Similarly, for $Pb^{2+}$, the concentration decreases as it is reduced at the cathode:

$Δ[Pb^{2+}] = -Δn / Volume = -0.07275 mol / 0.355 L ≈ -0.205 M$

The new concentration of $Pb^{2+}$ is:

$[Pb^{2+}]_{new} = [Pb^{2+}]_{initial} + Δ[Pb^{2+}] = 1 M - 0.205 M = 0.795 M$

With these new concentrations, we can now calculate the reaction quotient (Q) more accurately. These new concentrations are crucial for using the Nernst equation to find the cell potential under the non-standard conditions after the cell has been operating for 26.0 hours.

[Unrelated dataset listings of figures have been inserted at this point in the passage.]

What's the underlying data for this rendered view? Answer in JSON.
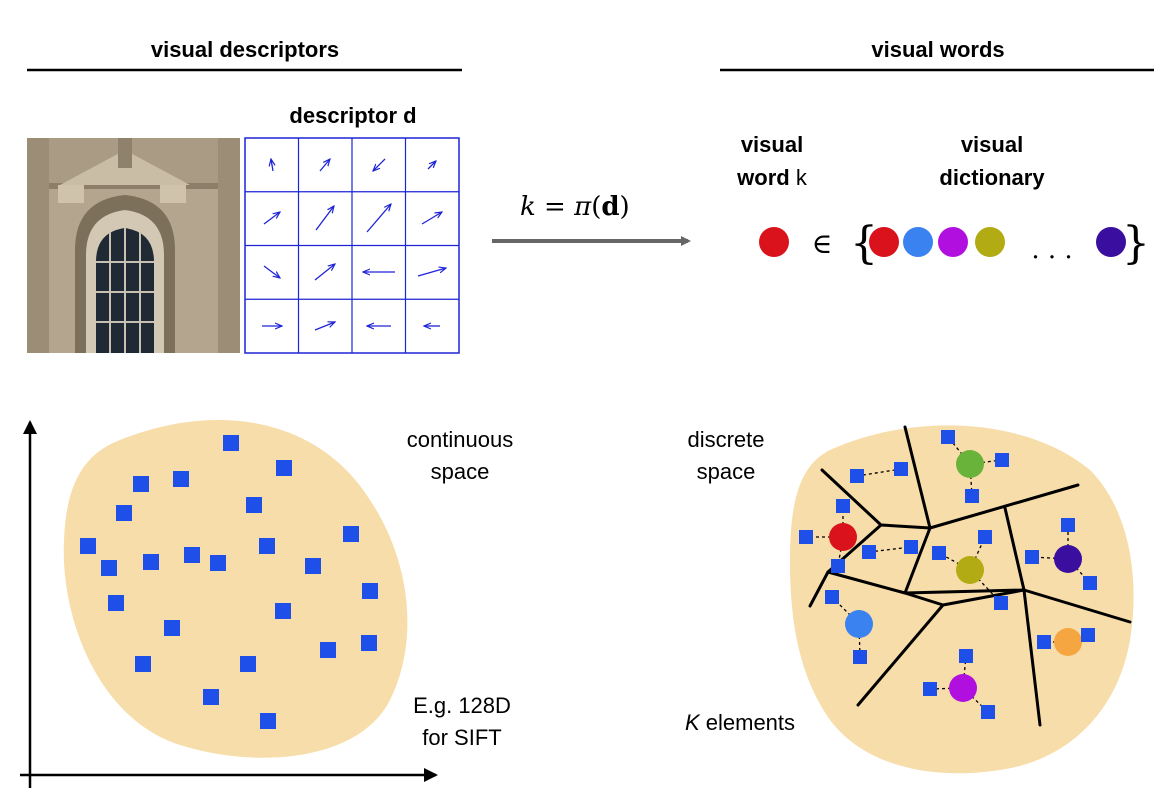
{
  "headers": {
    "left": "visual descriptors",
    "right": "visual words"
  },
  "descriptor": {
    "label": "descriptor d",
    "image_alt": "building facade with arched window"
  },
  "mapping": {
    "k": "k",
    "eq": " = ",
    "pi": "π",
    "open": "(",
    "d": "d",
    "close": ")"
  },
  "word": {
    "line1": "visual",
    "line2_bold": "word",
    "line2_plain": " k"
  },
  "dictionary": {
    "line1": "visual",
    "line2": "dictionary",
    "member_symbol": "∈",
    "brace_open": "{",
    "brace_close": "}",
    "ellipsis": ". . .",
    "word_color": "#d9121b",
    "colors": [
      "#d9121b",
      "#3a82f0",
      "#b10fe0",
      "#b2ab13",
      "#3a0e9f"
    ]
  },
  "continuous": {
    "line1": "continuous",
    "line2": "space",
    "note_line1": "E.g. 128D",
    "note_line2": "for SIFT"
  },
  "discrete": {
    "line1": "discrete",
    "line2": "space",
    "elements_k": "K",
    "elements_rest": " elements"
  },
  "colors": {
    "blob": "#f7dda9",
    "point": "#1e4fe8",
    "grid": "#1e24d6",
    "arrow": "#666666",
    "cluster_green": "#6ab33a",
    "cluster_red": "#d9121b",
    "cluster_olive": "#b2ab13",
    "cluster_indigo": "#3a0e9f",
    "cluster_blue": "#3a82f0",
    "cluster_orange": "#f5a640",
    "cluster_purple": "#b10fe0"
  }
}
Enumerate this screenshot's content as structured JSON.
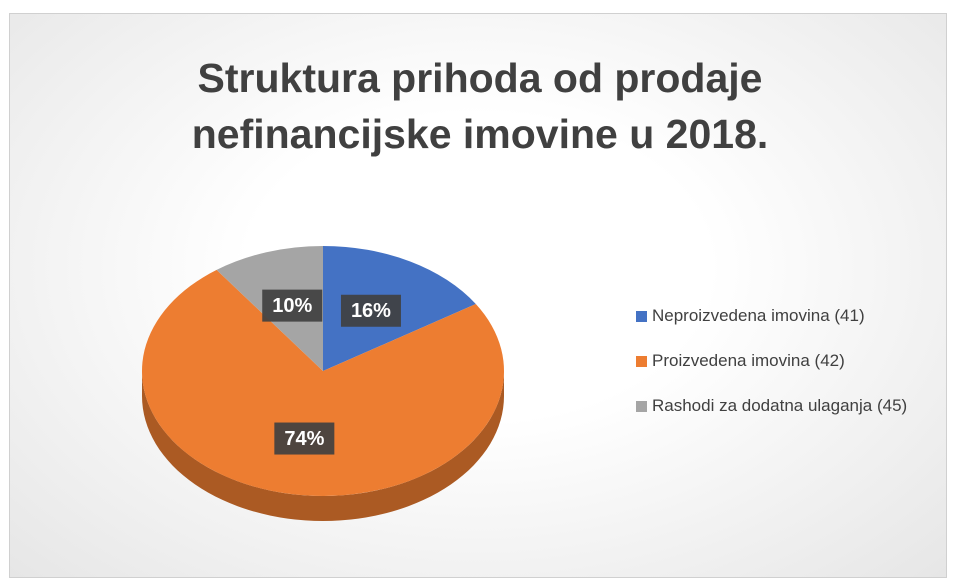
{
  "chart_data": {
    "type": "pie",
    "title": "Struktura prihoda od prodaje nefinancijske imovine u 2018.",
    "categories": [
      "Neproizvedena imovina (41)",
      "Proizvedena imovina (42)",
      "Rashodi za dodatna ulaganja (45)"
    ],
    "values": [
      16,
      74,
      10
    ],
    "value_labels": [
      "16%",
      "74%",
      "10%"
    ],
    "colors": [
      "#4472c4",
      "#ed7d31",
      "#a5a5a5"
    ],
    "legend": "right"
  }
}
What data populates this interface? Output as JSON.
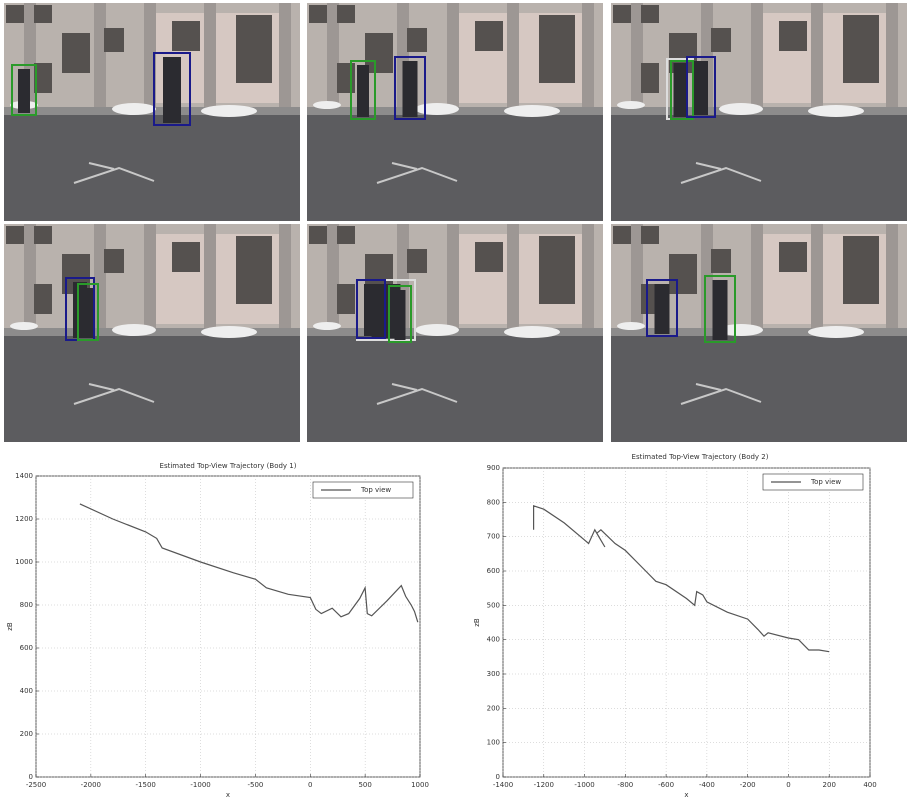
{
  "chart_data": [
    {
      "type": "line",
      "title": "Estimated Top-View Trajectory (Body 1)",
      "xlabel": "x",
      "ylabel": "zB",
      "x": [
        -2100,
        -1800,
        -1500,
        -1400,
        -1350,
        -1000,
        -700,
        -500,
        -400,
        -200,
        0,
        50,
        100,
        200,
        280,
        350,
        450,
        500,
        520,
        560,
        700,
        830,
        870,
        920,
        950,
        980
      ],
      "series": [
        {
          "name": "Top view",
          "color": "#555555",
          "values": [
            1270,
            1200,
            1140,
            1110,
            1065,
            1000,
            950,
            920,
            880,
            850,
            835,
            780,
            760,
            785,
            745,
            760,
            830,
            880,
            760,
            750,
            820,
            890,
            840,
            800,
            770,
            720
          ]
        }
      ],
      "xlim": [
        -2500,
        1000
      ],
      "xticks": [
        -2500,
        -2000,
        -1500,
        -1000,
        -500,
        0,
        500,
        1000
      ],
      "ylim": [
        0,
        1400
      ],
      "yticks": [
        0,
        200,
        400,
        600,
        800,
        1000,
        1200,
        1400
      ],
      "grid": true,
      "legend": "upper right"
    },
    {
      "type": "line",
      "title": "Estimated Top-View Trajectory (Body 2)",
      "xlabel": "x",
      "ylabel": "zB",
      "x": [
        -1250,
        -1250,
        -1200,
        -1100,
        -1000,
        -980,
        -950,
        -930,
        -900,
        -940,
        -920,
        -850,
        -800,
        -700,
        -650,
        -600,
        -500,
        -460,
        -450,
        -420,
        -400,
        -300,
        -200,
        -150,
        -120,
        -100,
        0,
        50,
        100,
        150,
        200
      ],
      "series": [
        {
          "name": "Top view",
          "color": "#555555",
          "values": [
            720,
            790,
            780,
            740,
            690,
            680,
            720,
            700,
            670,
            710,
            720,
            680,
            660,
            600,
            570,
            560,
            520,
            500,
            540,
            530,
            510,
            480,
            460,
            430,
            410,
            420,
            405,
            400,
            370,
            370,
            365
          ]
        }
      ],
      "xlim": [
        -1400,
        400
      ],
      "xticks": [
        -1400,
        -1200,
        -1000,
        -800,
        -600,
        -400,
        -200,
        0,
        200,
        400
      ],
      "ylim": [
        0,
        900
      ],
      "yticks": [
        0,
        100,
        200,
        300,
        400,
        500,
        600,
        700,
        800,
        900
      ],
      "grid": true,
      "legend": "upper right"
    }
  ]
}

Applying the Nernst Equation with New Concentrations

Now that we have calculated the new concentrations of $Ni^{2+}$ and $Pb^{2+}$, we can determine the reaction quotient (Q) using the expression:

$Q = [Ni^{2+}] / [Pb^{2+}] = 1.205 M / 0.795 M ≈ 1.516$

With the value of Q, we can now apply the Nernst equation to calculate the cell potential ($E_{cell}$) under the given non-standard conditions:

$E_{cell} = E°_{cell} - (RT/nF) * ln(Q)$

We have $E°_{cell} = 0.12 V$, $R = 8.314 J/(mol·K)$, $T = 25.0 °C = 298 K$, $n = 2$, and $F = 96485 C/mol$. Plugging these values into the Nernst equation:

$E_{cell} = 0.12 V - (8.314 J/(mol·K) * 298 K) / (2 * 96485 C/mol) * ln(1.516)$

$E_{cell} = 0.12 V - (2477.572 J/mol) / (192970 C/mol) * ln(1.516)$

$E_{cell} = 0.12 V - 0.01284 J/C * 0.416$

$E_{cell} = 0.12 V - 0.00534 V$

$E_{cell} ≈ 0.1147 V$

Therefore, the cell potential after delivering 0.150 A for 26.0 hours at 25.0 °C is approximately 0.1147 V. Applying the Nernst Equation in this context provides a precise understanding of how the cell potential deviates from its standard value due to changes in ion concentrations, demonstrating the practical utility of the Nernst equation in electrochemistry.

Conclusion

In summary, the cell potential of the $Pb^{2+}/Pb$ and $Ni^{2+}/Ni$ voltaic cell after delivering 0.150 A for 26.0 hours at 25.0 °C is approximately 0.1147 V. This calculation involved several key steps, including identifying the half-reactions, calculating the standard cell potential, determining the changes in ion concentrations due to the current flow, and applying the Nernst equation to find the cell potential under non-standard conditions. This comprehensive approach demonstrates the interconnectedness of electrochemical concepts and their practical application in understanding the behavior of voltaic cells. This detailed calculation not only answers the specific problem but also provides a template for analyzing other electrochemical scenarios, reinforcing the importance of electrochemistry in various scientific and technological fields.